Todas essas funções e realizações desses dois seres vivos são comandadas por complexos e ainda desconhecidos mecanismos.
A comparação gênica entre seres semelhantes certamente ajudará, por exemplo, a desvendar numerosos mistérios biológicos, mecanismos de eficiência em multiplicação celular e em sobrevivência de seres nas mais adversas condições de vida. Quem sabe os caminhos da longevidade humana não estão a poucos passos de serem descobertos? Quantos e quais genes tem a mesma função nos insetos dos gêneros Anopheles e Drosophila? Um transmite a malária humana o outro é uma inerte mosquinha de fruta.
Numerosas perguntas sobre o comportamento da doença, mecanismos de eficiência relacionados com a sobrevivência e multiplicação celular do Plasmodium, tanto no homem como no mosquito além da efetiva resposta humana que não consegue impedir a multiplicação celular do protozoário com a velocidade necessária, ainda estão sem respostas ou parcialmente respondidas.
Muitos questionamentos ainda carecem de esclarecimentos que ajudarão a dar novos rumos ao controle e quem sabe à erradicação da malária no planeta. E alguns destes abaixo relacionados, ainda estão por serem desvendados ou melhor esclarecidos.
• Que estruturas moleculares dos plasmódios participam ou são responsáveis pelos mecanismos de resistência às drogas antimaláricas?
• Que mecanismos e estruturas comandam a formação e a diferenciação de gametócitos e merozoítos sangüíneos nas hemácias parasitadas do homem doente?
• Por que somente 4 espécies de Plasmodium conseguem causar malária humana?
• Por que o P. falciparum se multiplica com uma velocidade incrivelmente maior que os outros plasmódios humanos e porque somente os esquizontes destes se fixam na parede interna dos vasos sangüíneos?

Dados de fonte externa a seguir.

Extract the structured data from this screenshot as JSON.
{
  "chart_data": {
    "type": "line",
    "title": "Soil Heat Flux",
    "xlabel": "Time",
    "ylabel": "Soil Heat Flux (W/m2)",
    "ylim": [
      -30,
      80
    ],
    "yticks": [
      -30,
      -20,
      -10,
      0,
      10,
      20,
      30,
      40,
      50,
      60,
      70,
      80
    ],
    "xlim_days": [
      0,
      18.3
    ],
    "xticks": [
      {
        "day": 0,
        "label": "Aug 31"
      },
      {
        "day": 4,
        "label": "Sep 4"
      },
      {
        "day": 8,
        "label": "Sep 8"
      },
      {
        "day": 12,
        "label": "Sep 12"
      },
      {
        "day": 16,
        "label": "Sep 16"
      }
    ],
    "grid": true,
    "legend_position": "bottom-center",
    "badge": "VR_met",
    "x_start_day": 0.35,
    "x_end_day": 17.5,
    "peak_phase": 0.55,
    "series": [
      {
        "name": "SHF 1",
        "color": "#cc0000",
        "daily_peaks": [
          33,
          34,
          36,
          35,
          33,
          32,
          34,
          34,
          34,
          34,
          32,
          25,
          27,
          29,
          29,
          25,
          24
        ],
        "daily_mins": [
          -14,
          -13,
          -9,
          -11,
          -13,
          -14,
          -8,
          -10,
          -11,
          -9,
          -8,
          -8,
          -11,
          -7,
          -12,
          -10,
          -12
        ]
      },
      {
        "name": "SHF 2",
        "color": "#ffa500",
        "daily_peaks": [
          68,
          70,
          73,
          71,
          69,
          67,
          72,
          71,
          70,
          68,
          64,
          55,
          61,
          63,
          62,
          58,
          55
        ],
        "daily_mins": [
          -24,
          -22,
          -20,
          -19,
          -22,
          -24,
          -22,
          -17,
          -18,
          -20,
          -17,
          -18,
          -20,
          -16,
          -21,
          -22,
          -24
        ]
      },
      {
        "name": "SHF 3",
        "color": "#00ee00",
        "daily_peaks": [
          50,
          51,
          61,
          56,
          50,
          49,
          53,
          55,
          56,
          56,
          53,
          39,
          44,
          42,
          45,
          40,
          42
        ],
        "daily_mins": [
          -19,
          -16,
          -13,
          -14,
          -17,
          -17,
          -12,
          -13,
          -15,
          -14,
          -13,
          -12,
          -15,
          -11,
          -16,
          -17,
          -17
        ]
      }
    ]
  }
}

• Por que o Plasmodium cumpre tantas etapas de evolução no homem e se transforma a cada etapa em uma nova forma plasmodial para desenvolver a doença?
• Por que o P. ovale ficou restrito a uma região da África Oriental e não se espalhou pelo mundo como o vivax e o falciparum e o malariae?
• Por que o fígado humano foi eleito pelo Plasmodium para desenvolver a esquizogonia primária e as hemácias a esquizogonia secundária?
• Em que exato momento a malária deixa de ser infecção para se tornar doença?
• Por que das mais de 360 espécies de mosquitos do gênero Anopheles, apenas cerca de 54 destas conseguem se infectar com o Plasmodium e transmitir a malária?
• Por que somente a população geneticamente negra tem uma proteção extra contra o P. vivax?
• Que mecanismos fantásticos de proteção possuem os mosquitos do gênero Anopheles para suportar imensas cargas parasitárias estranhas ao seu organismo, terem seus estômagos e glândulas salivares perfuradas e cicatrizadas múltiplas vezes, realizar o esgotamento parasitário naturalmente, conseguirem se reinfectar e ainda sobreviver frente a um protozoário tão letal para o homem?
• Que proporção de esporozoítos é necessária ser injetada pelo mosquito para romper a barreira imunológica no homem e desenvolver a doença?
Com a palavra a ciência, a pesquisa, o conhecimento e a inteligência humana.
*Dr. Wanir José Barroso
é Farmacêutico-bioquímico, sanitarista, especialista em epidemiologia e controle de endemias pela Fiocruz/RJ.